Os arguidos, Joaquim Lopes Francisco, 43 anos, e Sandra Paula Ferreira, 36 anos, estão a ser julgados por dois crimes de falsificação de documentos e burla qualificada, de que foi vítima, em 2008, o grupo empresarial Beatriz Godinho, com negócios na área da Saúde.
O negócio proposto pelos arguidos, que nunca se concretizou, passava pela aquisição de uma farmácia e pela construção de um laboratório e de um hospital na República Dominicana, tendo para isso recebido do grupo empresarial 2,1 milhões de euros.
Na primeira sessão do julgamento, que se prolongou por todo o dia de ontem, o arguido, que está em prisão preventiva, recusou prestar declarações ao tribunal, mas a ex-mulher, professora de Físico-química numa escola de Leiria, prestou um longo depoimento.

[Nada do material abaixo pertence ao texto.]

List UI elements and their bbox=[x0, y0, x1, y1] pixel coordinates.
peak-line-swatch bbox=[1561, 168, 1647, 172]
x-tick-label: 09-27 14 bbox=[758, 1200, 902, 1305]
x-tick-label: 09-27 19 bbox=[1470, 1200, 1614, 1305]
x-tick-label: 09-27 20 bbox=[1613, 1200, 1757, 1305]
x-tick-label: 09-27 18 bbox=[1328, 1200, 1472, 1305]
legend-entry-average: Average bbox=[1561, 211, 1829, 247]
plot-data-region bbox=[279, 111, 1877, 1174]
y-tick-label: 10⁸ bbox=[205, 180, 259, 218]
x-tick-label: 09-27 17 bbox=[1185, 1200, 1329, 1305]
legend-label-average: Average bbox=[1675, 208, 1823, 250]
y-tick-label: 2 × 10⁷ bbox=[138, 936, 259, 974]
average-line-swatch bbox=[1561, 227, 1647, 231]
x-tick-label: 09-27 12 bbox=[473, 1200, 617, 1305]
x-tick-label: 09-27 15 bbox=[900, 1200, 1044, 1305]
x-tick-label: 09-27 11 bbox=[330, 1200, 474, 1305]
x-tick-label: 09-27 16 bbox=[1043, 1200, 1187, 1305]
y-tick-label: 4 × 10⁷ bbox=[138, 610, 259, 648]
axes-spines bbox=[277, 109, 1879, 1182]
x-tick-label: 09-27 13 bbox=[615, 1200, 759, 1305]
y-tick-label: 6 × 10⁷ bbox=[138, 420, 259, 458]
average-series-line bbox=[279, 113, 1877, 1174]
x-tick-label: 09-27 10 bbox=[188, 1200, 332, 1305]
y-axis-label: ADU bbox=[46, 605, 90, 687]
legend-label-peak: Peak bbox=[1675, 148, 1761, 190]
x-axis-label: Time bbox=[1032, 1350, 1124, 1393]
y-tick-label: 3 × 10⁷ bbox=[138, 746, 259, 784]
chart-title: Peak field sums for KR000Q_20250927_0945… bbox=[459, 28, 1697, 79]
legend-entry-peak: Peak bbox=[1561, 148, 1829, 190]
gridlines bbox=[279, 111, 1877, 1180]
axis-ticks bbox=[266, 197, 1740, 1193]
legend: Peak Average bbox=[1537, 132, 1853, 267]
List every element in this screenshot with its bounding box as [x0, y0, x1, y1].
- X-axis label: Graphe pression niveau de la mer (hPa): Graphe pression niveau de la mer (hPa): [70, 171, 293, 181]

A arguida negou ter apresentado o ex-marido a Amado Elias Tomás, proprietário do grupo Beatriz Godinho, adiantando ter sido convidada pelos empresários a integrar o projecto.
"Disseram-me que poderia fazer uma formação e depois ficaria à frente do laboratório na República Dominicana", contou Sandra Ferreira, adiantando que pediu uma licença sem vencimento por um ano na escola onde dava aulas e ficou "em pânico" quando o ex-marido – em quem "confiava" – lhe disse que o negócio estava em risco. A arguida contou ainda que o ex-marido usou a sua conta bancária e dos filhos para fazer "movimentos de dinheiro", mas "não conhecia os montantes nem a origem".